Die ausgebildete Pianistin und Sängerin lernte Hansard bei einer Party im Haus ihres konzertveranstaltenden Vaters kennen, als sie 13 Jahre alt war. Irglova und Hansard blieben in Verbindung und machten gemeinsam Musik, 2006 erschien ihr Album "The Swell Season" in Irland. Als Hansards ehemaliger Bandkollege und Filmemacher John Carney für seinen Low-Budget Independent-Film "Once" (2007) eine weibliche Hauptdarstellerin suchte, schlug der Sänger und Gitarrist Irglova vor. "Once" gewann überraschend den Publikumspreis beim Sundance Filmfestival 2008 und spielte weltweit 20 Millionen Dollar ein. Die Sensation war perfekt, als Irglova und Hansard im selben Jahr für ihren Filmsong "Falling Slowly" mit dem Oscar ausgezeichnet wurden. Die damals 19-Jährige ging als jüngste Preisträgerin dieser Kategorie in die Oscar-Geschichte ein.
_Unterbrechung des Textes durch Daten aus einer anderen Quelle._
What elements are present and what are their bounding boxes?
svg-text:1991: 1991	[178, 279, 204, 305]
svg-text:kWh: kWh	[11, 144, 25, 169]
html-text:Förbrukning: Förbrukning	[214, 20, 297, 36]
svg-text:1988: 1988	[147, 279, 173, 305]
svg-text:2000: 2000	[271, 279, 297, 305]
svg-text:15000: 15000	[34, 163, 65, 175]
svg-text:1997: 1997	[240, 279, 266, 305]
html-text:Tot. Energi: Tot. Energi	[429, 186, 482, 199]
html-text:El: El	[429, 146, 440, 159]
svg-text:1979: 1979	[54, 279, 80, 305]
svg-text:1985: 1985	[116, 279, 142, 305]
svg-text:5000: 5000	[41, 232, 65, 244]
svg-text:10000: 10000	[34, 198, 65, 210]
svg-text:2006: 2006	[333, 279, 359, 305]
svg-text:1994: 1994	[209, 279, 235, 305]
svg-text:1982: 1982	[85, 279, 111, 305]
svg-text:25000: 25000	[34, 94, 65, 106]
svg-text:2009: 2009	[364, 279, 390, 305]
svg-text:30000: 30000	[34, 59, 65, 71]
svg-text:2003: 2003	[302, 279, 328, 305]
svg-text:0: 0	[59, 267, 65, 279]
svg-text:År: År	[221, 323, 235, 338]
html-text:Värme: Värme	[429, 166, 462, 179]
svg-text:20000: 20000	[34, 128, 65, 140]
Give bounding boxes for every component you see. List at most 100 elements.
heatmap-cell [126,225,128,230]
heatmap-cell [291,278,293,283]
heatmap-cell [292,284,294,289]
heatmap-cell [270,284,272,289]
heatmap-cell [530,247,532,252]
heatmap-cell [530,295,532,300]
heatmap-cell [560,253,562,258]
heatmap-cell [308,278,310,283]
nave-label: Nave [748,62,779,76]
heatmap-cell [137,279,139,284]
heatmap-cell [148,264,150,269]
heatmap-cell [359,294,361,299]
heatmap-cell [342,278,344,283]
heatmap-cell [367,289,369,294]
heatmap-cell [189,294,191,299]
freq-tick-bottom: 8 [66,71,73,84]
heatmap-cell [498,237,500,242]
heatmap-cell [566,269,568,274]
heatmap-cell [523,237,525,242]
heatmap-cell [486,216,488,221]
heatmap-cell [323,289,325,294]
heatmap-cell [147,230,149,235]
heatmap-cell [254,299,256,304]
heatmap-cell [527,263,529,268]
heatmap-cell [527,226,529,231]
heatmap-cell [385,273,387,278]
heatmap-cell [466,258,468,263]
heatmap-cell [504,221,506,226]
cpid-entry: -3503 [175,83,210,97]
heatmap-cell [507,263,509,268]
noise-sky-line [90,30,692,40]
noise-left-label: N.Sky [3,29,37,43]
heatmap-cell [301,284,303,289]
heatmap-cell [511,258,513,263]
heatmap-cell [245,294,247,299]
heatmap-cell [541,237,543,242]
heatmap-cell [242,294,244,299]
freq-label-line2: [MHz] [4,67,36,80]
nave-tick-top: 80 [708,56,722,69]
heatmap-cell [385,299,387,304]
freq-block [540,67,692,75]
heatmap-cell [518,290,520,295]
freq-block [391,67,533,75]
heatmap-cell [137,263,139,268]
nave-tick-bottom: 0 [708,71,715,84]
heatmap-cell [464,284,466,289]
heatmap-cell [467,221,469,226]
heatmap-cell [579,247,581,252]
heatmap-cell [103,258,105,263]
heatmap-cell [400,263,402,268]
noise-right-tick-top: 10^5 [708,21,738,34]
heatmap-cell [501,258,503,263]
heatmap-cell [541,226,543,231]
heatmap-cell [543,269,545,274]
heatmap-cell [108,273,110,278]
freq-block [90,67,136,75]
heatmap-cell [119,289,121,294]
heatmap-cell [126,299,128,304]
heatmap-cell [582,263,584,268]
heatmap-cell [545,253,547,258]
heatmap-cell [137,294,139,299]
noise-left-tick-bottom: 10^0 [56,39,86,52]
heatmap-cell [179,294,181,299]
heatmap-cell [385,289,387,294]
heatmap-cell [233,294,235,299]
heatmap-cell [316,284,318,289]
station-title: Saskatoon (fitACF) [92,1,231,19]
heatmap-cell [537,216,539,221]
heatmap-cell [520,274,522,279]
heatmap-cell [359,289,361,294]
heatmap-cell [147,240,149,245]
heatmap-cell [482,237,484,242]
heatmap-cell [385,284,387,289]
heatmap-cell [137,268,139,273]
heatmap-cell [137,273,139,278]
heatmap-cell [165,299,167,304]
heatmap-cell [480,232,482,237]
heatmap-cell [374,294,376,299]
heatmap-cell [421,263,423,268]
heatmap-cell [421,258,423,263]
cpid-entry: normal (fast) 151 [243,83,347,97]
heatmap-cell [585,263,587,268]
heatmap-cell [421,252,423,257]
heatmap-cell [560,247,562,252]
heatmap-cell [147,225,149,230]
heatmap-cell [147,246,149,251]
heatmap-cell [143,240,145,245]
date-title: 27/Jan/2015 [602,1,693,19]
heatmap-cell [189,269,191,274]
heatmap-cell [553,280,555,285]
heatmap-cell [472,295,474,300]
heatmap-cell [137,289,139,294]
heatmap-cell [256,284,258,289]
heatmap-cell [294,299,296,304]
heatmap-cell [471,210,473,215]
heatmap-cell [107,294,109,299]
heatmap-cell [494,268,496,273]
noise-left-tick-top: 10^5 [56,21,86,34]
Im Film stellten Irglova und Hansard die unerfüllte Once-in-a-lifetime-Begegnung eines irischen Straßenmusikers und einer tschechischen Immigrantin dar, im Leben wurden sie eine Zeit lang zum Paar, das mit "Strict Joy" (2009) ein weiteres "Swell Season"-Album herausbrachte. Inzwischen ist Irglova als Sängerin mit "Iron and Wine" getourt, hat an der Broadway-Version von "Once" mitgearbeitet und ist nach New York gezogen, wo sie sich dazu inspirieren ließ, ihr Solo-Material weiterzuentwickeln. Kürzlich heiratete sie zudem den Co-Produzenten ihres Albums und Toningenieur Tim Iseler.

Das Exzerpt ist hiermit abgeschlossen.